After two years without a cleaning, Seymour’s untreated cavities progressed further, to the point where she’ll lose another three teeth.
“That prevents me from getting to eat some of the things that other people get to eat,” Seymour says.
Depending on what neighborhood you live in, though, economic segregation can make even visiting a dentist physically challenging. In Columbus, lower-income neighborhoods have far fewer dental clinics. Linden has just four, and none offer affordable services for people like Seymour who lack insurance.
In comparison, more affluent areas like Clintonville offer nearly two dozen dentists.
More Than A Smile
At The Ohio State University College of Dentistry, patients can receive care from dental students at a fraction of the normal cost. As the only state-supported dental school, says dean Patrick Lloyd, Ohio State sees patients travel from all over the state seeking care.
He says transportation is a barrier to accessing a dentist, especially if a patient doesn’t own a car or live near a bus line.
“I think people in poor communities struggle with physically accessing care,” Lloyd says. “We talk often to patients who come to the school, ‘Was it easy to get here?’ And for some it is not.”
That’s a significant issue for low-income patients, who often depend on a healthy smile to find work. If you’re missing teeth, Lloyd says, people tend to think of you differently.
“People may not look at you the same way to offer you a job, whether it’s a teller at a bank, a server at McDonald’s,” Lloyd says.
“Visibly damaged teeth or tooth loss can also harm job prospects for adults seeking work,” the Kaiser Family Foundation reported.
Just off her shift at the Olive Garden, Seymour says a healthy smile and a clean, professional appearance is crucial. You wouldn’t know it by looking at her, but on the left side of her mouth, she has a bracket of false teeth.

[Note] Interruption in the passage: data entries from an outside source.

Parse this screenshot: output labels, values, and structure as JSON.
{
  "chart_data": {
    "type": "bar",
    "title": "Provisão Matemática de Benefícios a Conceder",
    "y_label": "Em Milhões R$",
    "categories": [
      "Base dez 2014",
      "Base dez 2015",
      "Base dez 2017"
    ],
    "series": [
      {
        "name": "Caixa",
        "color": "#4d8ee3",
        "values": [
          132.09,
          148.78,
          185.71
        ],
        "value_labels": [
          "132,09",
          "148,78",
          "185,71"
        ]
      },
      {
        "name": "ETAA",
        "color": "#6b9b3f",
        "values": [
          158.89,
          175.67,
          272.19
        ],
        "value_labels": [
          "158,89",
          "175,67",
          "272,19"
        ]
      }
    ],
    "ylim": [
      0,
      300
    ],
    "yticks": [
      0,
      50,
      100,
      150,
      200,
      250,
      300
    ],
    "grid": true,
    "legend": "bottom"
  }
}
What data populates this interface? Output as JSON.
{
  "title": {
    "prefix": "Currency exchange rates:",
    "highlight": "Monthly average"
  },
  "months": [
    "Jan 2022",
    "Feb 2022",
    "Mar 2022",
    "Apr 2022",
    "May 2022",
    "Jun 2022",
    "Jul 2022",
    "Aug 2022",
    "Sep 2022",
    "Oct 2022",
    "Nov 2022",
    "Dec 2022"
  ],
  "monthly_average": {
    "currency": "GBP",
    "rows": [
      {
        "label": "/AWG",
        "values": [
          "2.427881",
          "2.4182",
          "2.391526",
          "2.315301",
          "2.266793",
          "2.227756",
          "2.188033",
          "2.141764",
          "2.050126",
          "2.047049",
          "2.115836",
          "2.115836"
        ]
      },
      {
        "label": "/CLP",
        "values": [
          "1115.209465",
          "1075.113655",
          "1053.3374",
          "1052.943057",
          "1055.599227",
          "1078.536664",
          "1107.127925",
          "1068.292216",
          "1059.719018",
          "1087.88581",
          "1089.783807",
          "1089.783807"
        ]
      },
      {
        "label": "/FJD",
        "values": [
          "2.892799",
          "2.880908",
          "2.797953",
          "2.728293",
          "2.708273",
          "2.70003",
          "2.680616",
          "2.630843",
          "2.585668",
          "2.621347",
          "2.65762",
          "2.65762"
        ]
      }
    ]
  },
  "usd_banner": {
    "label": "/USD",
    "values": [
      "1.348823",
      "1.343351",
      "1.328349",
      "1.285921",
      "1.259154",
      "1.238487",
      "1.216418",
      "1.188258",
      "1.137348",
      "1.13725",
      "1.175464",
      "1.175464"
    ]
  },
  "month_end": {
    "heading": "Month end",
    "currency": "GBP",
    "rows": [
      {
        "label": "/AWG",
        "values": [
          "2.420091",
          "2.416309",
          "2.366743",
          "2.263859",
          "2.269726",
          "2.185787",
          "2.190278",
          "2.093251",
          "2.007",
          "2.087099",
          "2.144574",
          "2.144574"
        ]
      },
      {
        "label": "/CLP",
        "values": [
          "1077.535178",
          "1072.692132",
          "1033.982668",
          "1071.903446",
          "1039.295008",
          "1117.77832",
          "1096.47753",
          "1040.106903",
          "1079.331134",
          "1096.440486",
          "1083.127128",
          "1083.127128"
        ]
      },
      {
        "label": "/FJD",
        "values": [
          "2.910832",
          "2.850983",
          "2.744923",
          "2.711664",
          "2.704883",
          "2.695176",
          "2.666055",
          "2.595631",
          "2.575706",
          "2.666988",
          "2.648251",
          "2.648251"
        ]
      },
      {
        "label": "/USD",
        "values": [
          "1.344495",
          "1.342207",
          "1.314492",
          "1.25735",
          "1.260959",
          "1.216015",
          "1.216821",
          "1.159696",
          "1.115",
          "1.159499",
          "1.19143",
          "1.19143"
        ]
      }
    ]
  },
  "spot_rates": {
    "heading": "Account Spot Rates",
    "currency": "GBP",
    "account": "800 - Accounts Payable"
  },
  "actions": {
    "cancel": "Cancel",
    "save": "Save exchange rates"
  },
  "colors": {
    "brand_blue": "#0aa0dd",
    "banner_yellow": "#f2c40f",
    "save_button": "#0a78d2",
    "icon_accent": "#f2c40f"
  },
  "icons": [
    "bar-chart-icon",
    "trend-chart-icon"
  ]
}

When the bracket broke, she knew it needed to be taken out and repaired – but she couldn’t show up to work without teeth. So she waited for eight years.
“It would take about two weeks to get it back,” Seymour says. “Well, therefore, I’d be without my front tooth and that was not an option for me. So I just kept buying Fixodent and wearing it the way it was.”
Seymour says she’s seen what happens when someone with poor or missing teeth comes to her restaurant seeking a job.
“I see management not taking them because of that appearance, which is unfair, but I get it,” Seymour says.
After all, she says, regular dental care is not an option for people like her.
“When I smile, that’s the first thing I think about it: ‘Wow, they probably think I didn’t take care of me,’ and it’s not about not taking care of me,” Seymour says. “It wasn’t anything that was in my control at that time.”